Section 19.35(4)(a), Stats.,
requires that records be supplied as soon as practicable and without
delay. Section 19.31, Stats., provides in pertinent
part: "[I]t is declared to be the
public policy of this state that all persons are entitled to the greatest
possible information regarding the affairs of government and the official acts
of those officers and employes who represent them." These are not always easy statutes with
which to comply. There are many
exemptions to Wisconsin's open records law throughout the statutes. A records custodian is required to quickly
make difficult decisions. The penalty
for inadequate compliance is severe; attorney fees can be substantial. But the legislature has decided that this is
worth the benefit of openness. While
that policy can be disputed, it is not this court's mission to set the public
policy for the State of Wisconsin. State
ex rel. Swan v. Elections Bd., 133 Wis.2d 87, 93-94, 394 N.W.2d 732,
735 (1986).
On
cross-appeal, WTMJ contends that the trial court could not make a finding that
WTMJ substantially prevailed and then decline to award its attorneys' fees for
the rehearing brought on by the State's motion. We agree. The trial court
concluded that awarding fees for the rehearing motion was within its
discretion, and because the motion clarified the court's original decision,
which was difficult to make, fees would not be awarded.
But
§ 19.37(2)(a), Stats.,
requires that the court "shall" award attorney fees to a prevailing
requester. "Shall" is
presumed to be mandatory when it is used in a statute. In re Angel Lace M., 184
Wis.2d 492, 511, 516 N.W.2d 678, 683 (1994).

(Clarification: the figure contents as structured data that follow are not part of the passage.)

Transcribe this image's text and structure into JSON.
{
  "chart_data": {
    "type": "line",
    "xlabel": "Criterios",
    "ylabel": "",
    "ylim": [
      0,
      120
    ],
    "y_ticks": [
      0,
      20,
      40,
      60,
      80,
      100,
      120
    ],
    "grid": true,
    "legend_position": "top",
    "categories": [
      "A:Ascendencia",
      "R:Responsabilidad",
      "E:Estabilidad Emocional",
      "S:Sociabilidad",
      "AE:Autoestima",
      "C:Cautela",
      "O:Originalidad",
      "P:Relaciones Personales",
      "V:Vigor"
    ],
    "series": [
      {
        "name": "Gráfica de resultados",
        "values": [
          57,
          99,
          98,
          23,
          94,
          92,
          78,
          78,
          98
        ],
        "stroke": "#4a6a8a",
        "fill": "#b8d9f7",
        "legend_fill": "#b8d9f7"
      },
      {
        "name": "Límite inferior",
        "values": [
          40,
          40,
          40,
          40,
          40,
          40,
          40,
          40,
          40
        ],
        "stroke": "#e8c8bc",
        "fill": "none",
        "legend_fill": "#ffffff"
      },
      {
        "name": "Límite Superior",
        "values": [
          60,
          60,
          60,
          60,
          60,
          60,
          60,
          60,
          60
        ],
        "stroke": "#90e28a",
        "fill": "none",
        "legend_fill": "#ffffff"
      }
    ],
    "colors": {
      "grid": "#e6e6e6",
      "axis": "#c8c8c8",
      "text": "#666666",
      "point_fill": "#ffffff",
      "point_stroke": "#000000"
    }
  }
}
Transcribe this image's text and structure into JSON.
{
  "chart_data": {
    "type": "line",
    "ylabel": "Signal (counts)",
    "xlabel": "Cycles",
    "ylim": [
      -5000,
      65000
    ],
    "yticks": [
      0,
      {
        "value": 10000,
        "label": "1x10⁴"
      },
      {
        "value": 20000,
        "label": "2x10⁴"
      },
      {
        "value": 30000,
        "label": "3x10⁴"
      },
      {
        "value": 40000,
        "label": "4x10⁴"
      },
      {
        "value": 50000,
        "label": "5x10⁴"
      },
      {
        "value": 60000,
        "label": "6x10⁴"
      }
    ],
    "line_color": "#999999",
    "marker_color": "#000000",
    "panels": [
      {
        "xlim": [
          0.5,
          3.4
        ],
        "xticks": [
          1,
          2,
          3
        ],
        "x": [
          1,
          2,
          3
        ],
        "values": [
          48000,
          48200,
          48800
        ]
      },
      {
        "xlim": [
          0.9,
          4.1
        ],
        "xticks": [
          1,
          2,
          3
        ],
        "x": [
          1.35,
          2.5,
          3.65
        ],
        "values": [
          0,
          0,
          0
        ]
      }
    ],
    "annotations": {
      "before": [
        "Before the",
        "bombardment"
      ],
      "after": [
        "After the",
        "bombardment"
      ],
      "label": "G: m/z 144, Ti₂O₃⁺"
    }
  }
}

The State argues only that the court's refusal to award fees for the
rehearing indicates that the court had serious doubts as to whether WTMJ had
substantially prevailed in this litigation. But in its decision on the State's motion for rehearing, the court
said that "the plaintiffs in this case did substantially prevail in terms
of their vigorous access to documents at the earliest possible date." We conclude that the trial court erred by refusing
to award fees for the rehearing, and we remand to permit it to do so.
By
the Court.—Judgment affirmed;
order reversed and cause remanded with directions.